Pekerjaan fisik reklamasi yang telah dibiayai melalui komponen lingkungan Ipera harus dikeluarkan dari objek yang kembali dibebankan atau diperhitungkan sebagai kredit terhadap kewajiban jaminan.
Pemerintah juga harus membuka rekening tersendiri bagi setiap pemegang IPR, menyampaikan saldo secara berkala, menetapkan hak atas bunga, memungkinkan pencairan proporsional berdasarkan hasil penilaian, dan mengembalikan kelebihan dana.
Kementerian ESDM sangat rinci ketika menentukan kewajiban masyarakat. Tenggat 20 dan 30 hari ditulis tegas. Persentase 75 persen dan 10 persen ditetapkan pasti. Standar biaya Rp196,6 juta per hektare juga dihitung secara terperinci.
Ketelitian yang sama harus digunakan untuk menjelaskan batas pembayaran, hubungan antarkewajiban, waktu penghentian setoran, hak atas bunga, mekanisme pencairan, pengakuan pembayaran sebelumnya, dan pengembalian kelebihan dana.
Kepmen 174 memang diterbitkan sebelum Bahlil Lahadalia menjabat Menteri ESDM. Namun, Kepmen 344 dan Permen 18 diterbitkan pada masa kepemimpinannya dengan selisih hanya 22 hari.
Bahlil harus menjelaskan mengapa dua aturan yang diterbitkan dalam waktu kurang dari satu bulan membangun dasar penetapan, cara pengumpulan, waktu penempatan, dan mekanisme pencairan jaminan reklamasi IPR yang tidak tersambung secara jelas.

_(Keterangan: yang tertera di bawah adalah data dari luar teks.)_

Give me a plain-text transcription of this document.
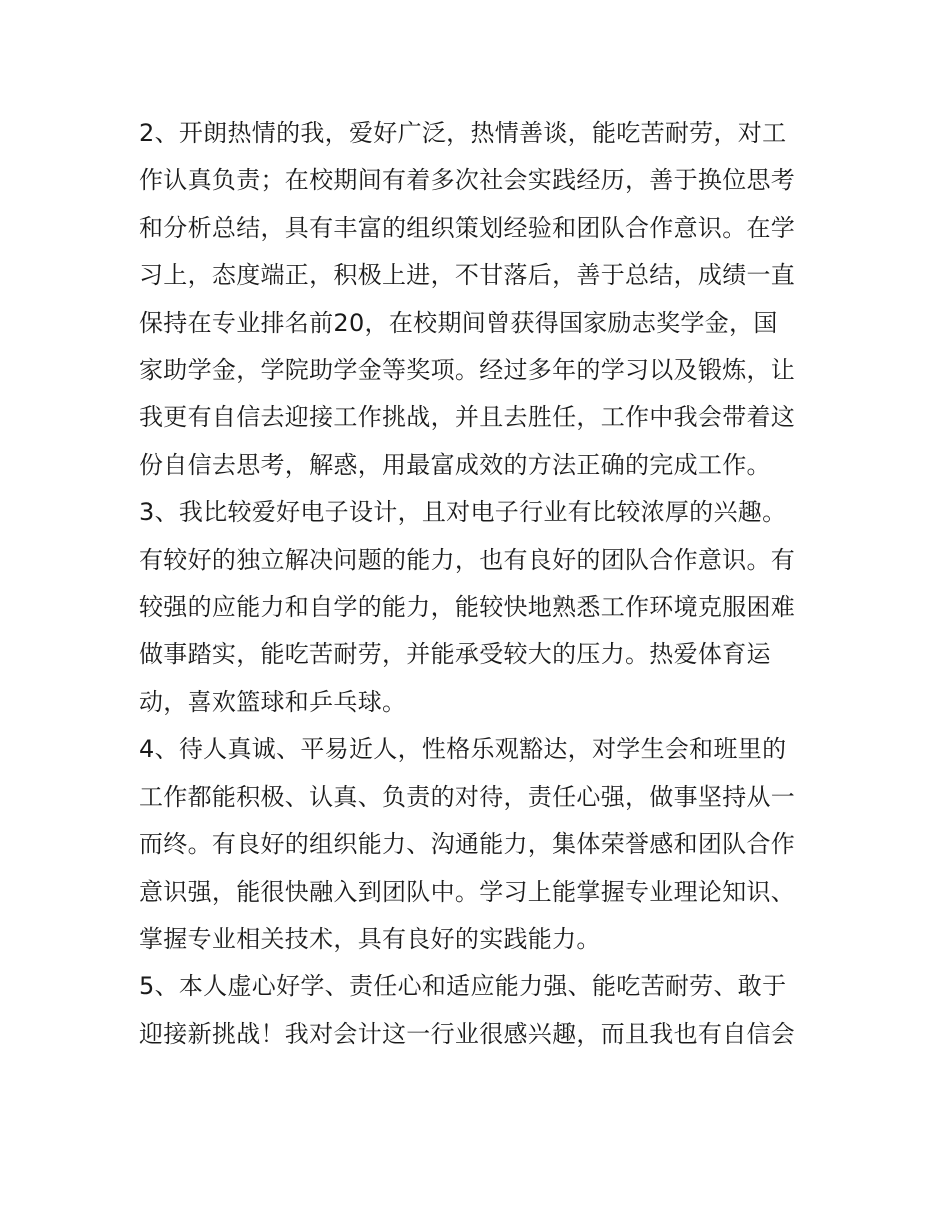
2、开朗热情的我，爱好广泛，热情善谈，能吃苦耐劳，对工
作认真负责；在校期间有着多次社会实践经历，善于换位思考
和分析总结，具有丰富的组织策划经验和团队合作意识。在学
习上，态度端正，积极上进，不甘落后，善于总结，成绩一直
保持在专业排名前20，在校期间曾获得国家励志奖学金，国
家助学金，学院助学金等奖项。经过多年的学习以及锻炼，让
我更有自信去迎接工作挑战，并且去胜任，工作中我会带着这
份自信去思考，解惑，用最富成效的方法正确的完成工作。
3、我比较爱好电子设计，且对电子行业有比较浓厚的兴趣。
有较好的独立解决问题的能力，也有良好的团队合作意识。有
较强的应能力和自学的能力，能较快地熟悉工作环境克服困难
做事踏实，能吃苦耐劳，并能承受较大的压力。热爱体育运
动，喜欢篮球和乒乓球。
4、待人真诚、平易近人，性格乐观豁达，对学生会和班里的
工作都能积极、认真、负责的对待，责任心强，做事坚持从一
而终。有良好的组织能力、沟通能力，集体荣誉感和团队合作
意识强，能很快融入到团队中。学习上能掌握专业理论知识、
掌握专业相关技术，具有良好的实践能力。
5、本人虚心好学、责任心和适应能力强、能吃苦耐劳、敢于
迎接新挑战！我对会计这一行业很感兴趣，而且我也有自信会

Pertambangan rakyat tidak boleh menjadi korban ketidaktertiban regulasi Kementerian ESDM. Koperasi telah dibatasi oleh luas wilayah, teknologi, kemampuan investasi, akses pembiayaan, dan modal kerja. Pemerintah tidak boleh menambahkan tiga lapisan pengaturan reklamasi tanpa menjelaskan hubungan dan batas masing-masing.
Satu tambang hanya mempunyai satu kewajiban memulihkan lahan yang rusak. Pemerintah berhak memastikan kewajiban itu dilaksanakan, tetapi tidak boleh membuka tiga pintu pembiayaan tanpa mekanisme pengurangan, pengkreditan, penghentian, pencairan, dan pengembalian yang pasti.
Jika komponen lingkungan Ipera tetap memuat pekerjaan fisik reklamasi, nilai jaminan berdasarkan Kepmen 344 tetap ditetapkan, dan setoran 10 persen dari penjualan bruto tetap diberlakukan, Menteri ESDM harus membuktikan bahwa tidak ada satu rupiah pun yang dibayar dua kali.
Jika hubungan ketiganya tidak dapat dijelaskan, regulasi tersebut harus segera diharmonisasikan.
Jangan sampai rakyat diwajibkan menggali mineral untuk memulihkan lingkungan, sementara Kementerian ESDM menggali tiga lubang pembiayaan dari satu kewajiban reklamasi.